Motion beyond the window caught Altiris’ eye. An officer in a Drazina’s midnight black and silver swan drew into sight at the crossroads, his horse champing restlessly.
“And these opportunities haven’t arrived?” he asked, eyes still on the street. “What do you expect? You’ve been at Stonecrest for what, a few weeks?”
“Two months. Lord Trelan hasn’t even acknowledged my existence.”
Beyond the window, the officer headed deeper into the city. A pair of cloaked Drazina knights followed in his wake. A low dray cart in theirs, its rider swathed against the cold. Four others brought up the rear. A heavy guard for something so unassuming.
“I’m surprised you didn’t try for the Drazina,” said Altiris. “Lord Droshna’s ear is worth more.”
“They wouldn’t take me.” She offered a self-deprecating smile tinged with bitterness. “I’m too short.”
“Ah. I don’t know what to say.”
“Tell me how I can get Lord Trelan’s attention. Lumestra, but I wasn’t brought into the world to guard someone else’s silverware!”
There it was. The entitlement. The sense that the world existed only in service to one’s desires. It was disappointing, somehow, for a woman of Viara’s obvious intelligence to be so blinded by her upbringing. But wasn’t everyone?
“What makes you think I can help?” asked Altiris, his attention now on the inside of the Wayfarer more than on her. Something wasn’t quite right, but the more he tried to determine what, the further
he strayed.
“Can’t you?” said Viara. “You live in the house, not the barracks. You dine with the family, and as for how you carry on with Lady Reveque—”
“That’ll do.” The last thing he wanted was to talk about Sidara.
Viara regarded him with a poisonous mix of uncertainty and embarrassment, afraid she’d overstepped. It’d be so easy to knock her down a peg or two. One more small act of recompense for old harms. But no. Childishness was all very well, until it crossed the line into malice.
Besides, Viara wasn’t the only one who wanted to be liked.
Altiris took a deep breath. “Lord Trelan prefers deeds over words… and bloodline. He’s a man of action. Why else do you suppose he runs the constabulary?”
“Father maintains that action is vulgar.”
“I’m sure he does. But it doesn’t change the fact that if you want to…”
That was it. The tavern was quieter, a small but significant number of faces having departed into the cold. Unheard of in the Wayfarer this side of midnight. And across the road. The fire blazed in the derelict, but its supplicants were gone.
Snatching hat and gloves from the table, Altiris started to his feet. “Come on.”
Viara blinked. “What? I don’t—”
“Do you want to catch Lord Trelan’s eye, or don’t you?”

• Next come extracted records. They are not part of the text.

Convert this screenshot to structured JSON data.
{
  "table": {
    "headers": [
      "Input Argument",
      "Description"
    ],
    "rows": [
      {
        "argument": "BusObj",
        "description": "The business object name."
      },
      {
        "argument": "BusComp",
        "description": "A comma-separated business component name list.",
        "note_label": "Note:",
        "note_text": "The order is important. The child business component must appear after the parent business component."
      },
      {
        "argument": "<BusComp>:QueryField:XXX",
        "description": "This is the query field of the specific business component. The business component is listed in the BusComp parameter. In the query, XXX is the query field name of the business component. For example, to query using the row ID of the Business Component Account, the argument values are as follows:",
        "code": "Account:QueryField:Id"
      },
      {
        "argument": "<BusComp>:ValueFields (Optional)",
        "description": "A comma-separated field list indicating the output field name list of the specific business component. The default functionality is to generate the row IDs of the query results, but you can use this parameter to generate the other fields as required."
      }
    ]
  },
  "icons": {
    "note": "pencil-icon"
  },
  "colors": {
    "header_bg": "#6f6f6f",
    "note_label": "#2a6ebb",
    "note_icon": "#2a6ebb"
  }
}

The challenge did its wicked work. She emptied her glass and, with a last despairing glance at a bottle still half-full, followed into a snow-swathed world. A world Altiris swore was colder than before.
“What’s going on, lieutenant?” she asked through chattering teeth.
Colder or no, the snow had definitely thickened, tracks and boot prints softened beneath soot-spattered white. Enough to follow, but not to show how many others had passed that way.
Altiris set off in brisk pursuit, exhilaration counteracting the chill. “A cart came through not long ago. Guarded by a half-dozen Drazina, no less. And just by chance, folk lose their taste for drink, and our friends by the fire forget the cold?”